Why Securing Email from inside The Cloud Is Important
Avanan is uniquely positioned to measure the effectiveness of Microsoft's email security. Because we connect via API, we are able to scan email in the line of email traffic — after it has been scanned by Microsoft, but before it arrives in the inbox.
This is true across all of our customers — regardless of if they use only Microsoft's default security, Advance Threat Protection (ATP), or Mimecast and Proofpoint. This allows us to compare the effectiveness of each email provider's security during large phishing or malware outbreaks.
Avanan’s anti-phishing solution is different than Proofpoint and Mimecast in a few key ways:
1. It Enables One-Click Deployment
Because Avanan is deployed internally, we are uniquely positioned inside of cloud email. We scan internal threats with no additional, cumbersome configuration, as is the case with gateways.
- Approve our app from your admin account and in minutes, Avanan connects directly to the native API of your Office 365 or Gmail environment—completely out of band, with no need for a proxy, appliance, or endpoint agent.
- We see everything that Google and Microsoft can, and catch threats that were specifically engineered to bypass them.
Rather than replacing one security layer with another (as you would have to with Proofpoint or Mimecast), Avanan is another security layer added to the default security in the platform. Working via API, we scan emails after they pass through Microsoft's filters, but before they reach the inbox — focusing specifically on what they miss. Because we connect directly to Microsoft's back end, we can analyze and block a malicious email before it gets to the user's inbox.
Deploying via API gives Avanan 100% visibility and more advanced enforcement. Because we are working within Microsoft's infrastructure, we can monitor inbound, outbound, and internal email that would normally be missed by an external email gateway. In fact, we can go back in time and search the company's inbox for past attacks, identifying compromised accounts.

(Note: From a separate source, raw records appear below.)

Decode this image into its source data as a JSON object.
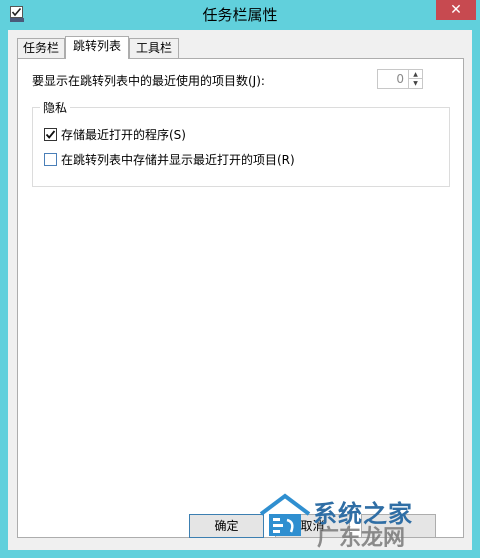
{
  "window": {
    "title": "任务栏属性",
    "close_glyph": "✕"
  },
  "tabs": [
    {
      "label": "任务栏"
    },
    {
      "label": "跳转列表"
    },
    {
      "label": "工具栏"
    }
  ],
  "jumplist": {
    "recent_count_label": "要显示在跳转列表中的最近使用的项目数(J):",
    "recent_count_value": "0",
    "privacy_group_title": "隐私",
    "store_recent_programs_label": "存储最近打开的程序(S)",
    "store_recent_items_label": "在跳转列表中存储并显示最近打开的项目(R)"
  },
  "buttons": {
    "ok": "确定",
    "cancel": "取消",
    "apply": ""
  },
  "watermark": {
    "line1": "系统之家",
    "line2": "广东龙网"
  },
  "colors": {
    "frame": "#61d0dc",
    "close": "#c74a50",
    "accent_blue": "#2f6ea5"
  }
}
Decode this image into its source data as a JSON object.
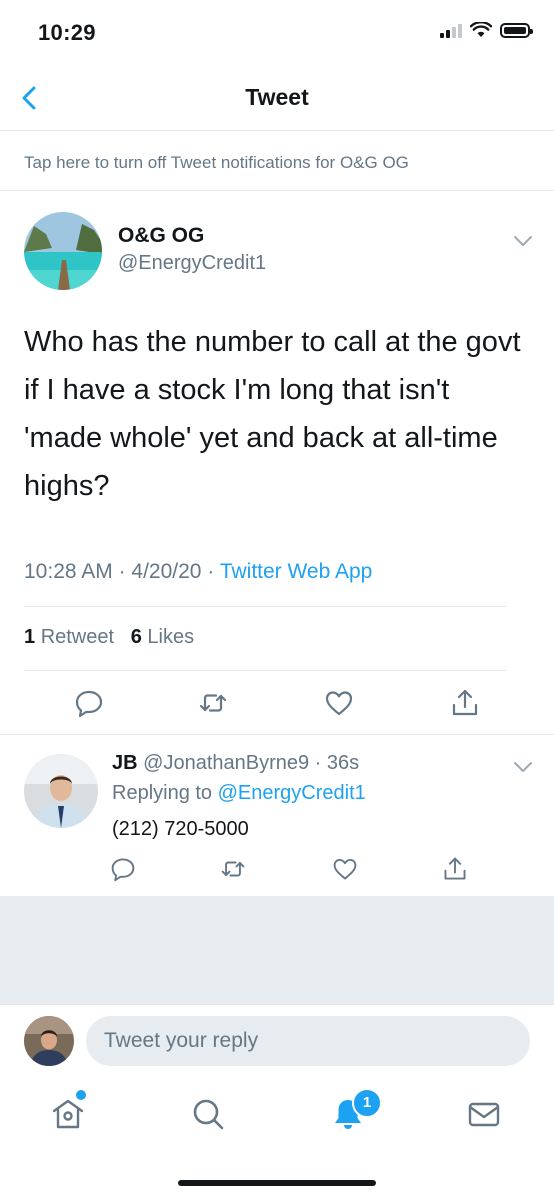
{
  "status": {
    "time": "10:29"
  },
  "nav": {
    "title": "Tweet"
  },
  "notification_banner": "Tap here to turn off Tweet notifications for O&G OG",
  "tweet": {
    "author_name": "O&G OG",
    "author_handle": "@EnergyCredit1",
    "text": "Who has the number to call at the govt if I have a stock I'm long that isn't 'made whole' yet and back at all-time highs?",
    "time": "10:28 AM",
    "date": "4/20/20",
    "source": "Twitter Web App",
    "retweets": "1",
    "retweets_label": "Retweet",
    "likes": "6",
    "likes_label": "Likes"
  },
  "reply": {
    "author_name": "JB",
    "author_handle": "@JonathanByrne9",
    "age": "36s",
    "replying_to_label": "Replying to",
    "replying_to": "@EnergyCredit1",
    "text": "(212) 720-5000"
  },
  "composer": {
    "placeholder": "Tweet your reply"
  },
  "tabbar": {
    "notifications_badge": "1"
  },
  "colors": {
    "accent": "#1da1f2",
    "muted": "#657786",
    "divider": "#e1e8ed"
  },
  "icons": [
    "back-chevron-icon",
    "chevron-down-icon",
    "reply-icon",
    "retweet-icon",
    "like-icon",
    "share-icon",
    "home-icon",
    "search-icon",
    "notifications-bell-icon",
    "messages-icon"
  ]
}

More importantly, we can reach into a user's inbox and quarantine emails that are discovered to be malicious after they are delivered. (For example, when it was discovered that an internal account had been compromised, we were able to quarantine every previous email sent by that account across the enterprise.)
Hackers Can't See What Security You're Using
Secure email gateways require that you change your DNS MX record to point to the security provider instead of your cloud email provider. The consequence of this setup is that any hacker can know what security service you have selected and reverse engineer it in a replicated environment to eventually send you malware that they know can bypass your security measures.
On the other hand, API-based solutions do not expose the security you chose.